La Norvegia vira a sinistra ma non abbandona il petrolio

Piattaforma petrolifera in Norvegia.
Piattaforma petrolifera in Norvegia. (Photographer: Kristian Helgesen/Bloomberg)

ROMA. – La Norvegia cambia rotta. Dopo otto anni la premier conservatrice Erna Solberg è stata sconfitta dai laburisti di Jonas Gahr Stoere in un voto dominato dalla crisi climatica e, soprattutto, dal futuro dell’enorme e strategica industria petrolifera del Paese.

Una vittoria schiacciante quella del milionario ex ministro degli Esteri che adesso dovrà convincere il partito di centro e la sinistra socialista a formare un governo di coalizione sostenuto da 89 parlamentari, quattro in più del numero necessario per una maggioranza assoluta. Dovrebbero restare fuori i Verdi, l’unica forza nel Paese che si batte per interrompere totalmente e in tempi relativamente brevi esplorazioni e produzione di petrolio.

La transizione energetica del Paese sarà con tutta probabilità il dossier principale nei colloqui che i laburisti hanno avviato in queste ore e che secondo gli analisti potrebbero durare qualche settimana. La soluzione per un compromesso potrebbe essere quella di non fissare scadenze per le esplorazioni di petrolio ma almeno escludere alcune acque particolarmente sensibili, soprattutto nell’Artico.

Nonostante le promesse elettorali sull’energia green infatti, alla fine la visione di Stoere sulla questione petrolio non si discosta molto da quella della Solberg. Entrambi i leader sono convinti che si debba dare tempo all’industria di trasformarsi, altrimenti non sopravvivrà. D’altra parte è un settore che rappresenta il 14% del Pil norvegese e dà lavoro a 160.000 persone.

I Verdi, unica voce fuori dal coro, continuano a chiedere uno stop immediato alle esplorazioni e la fine della produzione entro il 2035. Ma non essendo riusciti a raggiungere la soglia del 4% non avranno il peso necessario per influenzare le decisioni del governo. “Il nostro lavoro per il momento è finito”, ha dichiarato dopo la sconfitta Solberg che per il suo approccio pragmatico era stata soprannominata ‘Iron woman’.

In questi otto anni si è concentrata soprattutto sul contenimento dell’immigrazione e sulla riduzione delle tasse per favorire la crescita economica. E’ riuscita a portare la Norvegia fuori dalla pandemia di Covid, ma è stata fortemente criticata per la riforma del settore pubblico e le diseguaglianze economiche. Non l’ha aiutata in queste elezioni la gaffe dello scorso aprile quando è stata multata per aver infranto le regole anti-coronavirus organizzando un mega party di compleanno.

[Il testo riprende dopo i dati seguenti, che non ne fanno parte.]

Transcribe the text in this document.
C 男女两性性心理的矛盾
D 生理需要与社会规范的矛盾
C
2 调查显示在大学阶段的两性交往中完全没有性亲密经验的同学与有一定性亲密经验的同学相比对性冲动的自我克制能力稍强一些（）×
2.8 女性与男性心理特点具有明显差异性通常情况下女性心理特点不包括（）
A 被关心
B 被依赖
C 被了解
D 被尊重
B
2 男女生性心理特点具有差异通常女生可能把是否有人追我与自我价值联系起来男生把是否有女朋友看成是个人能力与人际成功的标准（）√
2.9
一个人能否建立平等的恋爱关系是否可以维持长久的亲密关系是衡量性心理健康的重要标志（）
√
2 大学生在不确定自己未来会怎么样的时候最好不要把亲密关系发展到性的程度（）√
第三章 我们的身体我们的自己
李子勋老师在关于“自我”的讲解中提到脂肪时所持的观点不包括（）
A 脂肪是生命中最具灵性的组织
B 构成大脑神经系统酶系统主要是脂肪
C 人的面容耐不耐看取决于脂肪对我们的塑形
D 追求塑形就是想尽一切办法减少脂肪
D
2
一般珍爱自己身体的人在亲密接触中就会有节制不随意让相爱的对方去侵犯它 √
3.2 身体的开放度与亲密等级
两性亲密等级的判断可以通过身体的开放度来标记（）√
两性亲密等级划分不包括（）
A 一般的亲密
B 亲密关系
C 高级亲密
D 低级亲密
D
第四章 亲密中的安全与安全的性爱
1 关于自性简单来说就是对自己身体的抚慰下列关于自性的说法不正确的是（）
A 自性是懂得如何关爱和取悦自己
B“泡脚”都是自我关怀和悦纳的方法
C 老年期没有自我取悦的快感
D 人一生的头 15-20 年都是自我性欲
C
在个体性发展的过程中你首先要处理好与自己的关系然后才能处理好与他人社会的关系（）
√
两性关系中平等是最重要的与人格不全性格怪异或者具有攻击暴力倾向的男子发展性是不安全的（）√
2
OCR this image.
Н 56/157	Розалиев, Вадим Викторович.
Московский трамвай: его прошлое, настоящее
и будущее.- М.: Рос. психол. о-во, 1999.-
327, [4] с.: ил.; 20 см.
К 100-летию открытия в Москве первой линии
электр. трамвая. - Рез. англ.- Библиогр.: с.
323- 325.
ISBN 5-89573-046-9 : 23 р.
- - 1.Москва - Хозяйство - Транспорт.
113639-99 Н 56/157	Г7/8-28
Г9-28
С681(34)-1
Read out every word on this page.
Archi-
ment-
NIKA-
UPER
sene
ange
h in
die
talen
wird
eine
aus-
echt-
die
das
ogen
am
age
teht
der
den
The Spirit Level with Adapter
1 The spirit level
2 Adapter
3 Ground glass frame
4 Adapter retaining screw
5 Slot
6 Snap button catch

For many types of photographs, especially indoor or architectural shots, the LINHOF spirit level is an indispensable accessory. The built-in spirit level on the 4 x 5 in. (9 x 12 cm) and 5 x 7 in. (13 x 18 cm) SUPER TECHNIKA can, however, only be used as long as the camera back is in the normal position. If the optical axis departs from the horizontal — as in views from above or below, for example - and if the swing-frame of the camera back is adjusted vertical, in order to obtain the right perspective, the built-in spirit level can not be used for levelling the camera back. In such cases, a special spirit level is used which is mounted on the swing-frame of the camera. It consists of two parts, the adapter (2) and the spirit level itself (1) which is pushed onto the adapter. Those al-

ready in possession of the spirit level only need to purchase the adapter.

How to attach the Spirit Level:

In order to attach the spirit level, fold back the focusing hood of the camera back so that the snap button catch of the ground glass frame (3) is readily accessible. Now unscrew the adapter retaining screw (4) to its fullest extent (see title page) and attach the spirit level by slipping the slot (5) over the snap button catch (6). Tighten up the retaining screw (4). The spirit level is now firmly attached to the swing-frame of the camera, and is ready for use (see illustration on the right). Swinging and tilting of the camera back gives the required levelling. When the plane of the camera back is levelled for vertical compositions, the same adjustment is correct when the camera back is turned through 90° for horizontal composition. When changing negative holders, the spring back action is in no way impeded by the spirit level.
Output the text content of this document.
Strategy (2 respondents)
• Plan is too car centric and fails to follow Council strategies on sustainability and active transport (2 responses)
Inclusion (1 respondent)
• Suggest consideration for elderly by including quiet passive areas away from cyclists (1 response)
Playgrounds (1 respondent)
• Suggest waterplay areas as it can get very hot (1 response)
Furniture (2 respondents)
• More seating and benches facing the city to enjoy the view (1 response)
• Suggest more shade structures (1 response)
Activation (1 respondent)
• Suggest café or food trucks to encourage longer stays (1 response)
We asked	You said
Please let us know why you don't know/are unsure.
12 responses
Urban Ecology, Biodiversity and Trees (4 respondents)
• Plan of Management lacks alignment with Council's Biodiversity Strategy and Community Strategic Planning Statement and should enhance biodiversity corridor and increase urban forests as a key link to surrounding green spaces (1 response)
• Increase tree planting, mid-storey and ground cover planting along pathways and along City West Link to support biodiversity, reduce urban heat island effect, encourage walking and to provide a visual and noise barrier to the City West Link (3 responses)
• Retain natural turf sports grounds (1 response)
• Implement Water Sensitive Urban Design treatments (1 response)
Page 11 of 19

Con l’arrivo al potere di ‘super-Jonas’, un soprannome che il futuro premier norvegese non sembra gradire, lo scenario muta. Ex ministro nel governo di Jens Stoltenberg, di cui è considerato erede e protetto, in campagna elettorale ha puntato molto sulla retorica della “gente comune” e sull’aumento delle tasse ai più ricchi suscitando le facili critiche degli avversari essendo lui molto più che benestante.

Pare che il suo patrimonio si aggiri attorno ai 140 milioni di corone (circa 14 milioni di euro), grazie alla fortuna ereditata negli anni ’70 dalla vendita dell’azienda di famiglia, una fabbrica di forni. Studi a Science Po a Parigi e alla London School of Economics, sposato con tre figli, nel 2008 è sopravvissuto ad un attentato dei talebani contro l’hotel in cui alloggiava a Kabul e nel 2011 alla strage compiuta da Anders Breivik sull’isola di Utoya. Era stato alla festa dei giovani socialisti il giorno prima. Durante la campagna elettorale ha detto: “Le mie finanze non sono comuni, ma molte cose di me lo sono”. Parola di ‘super-Jonas’.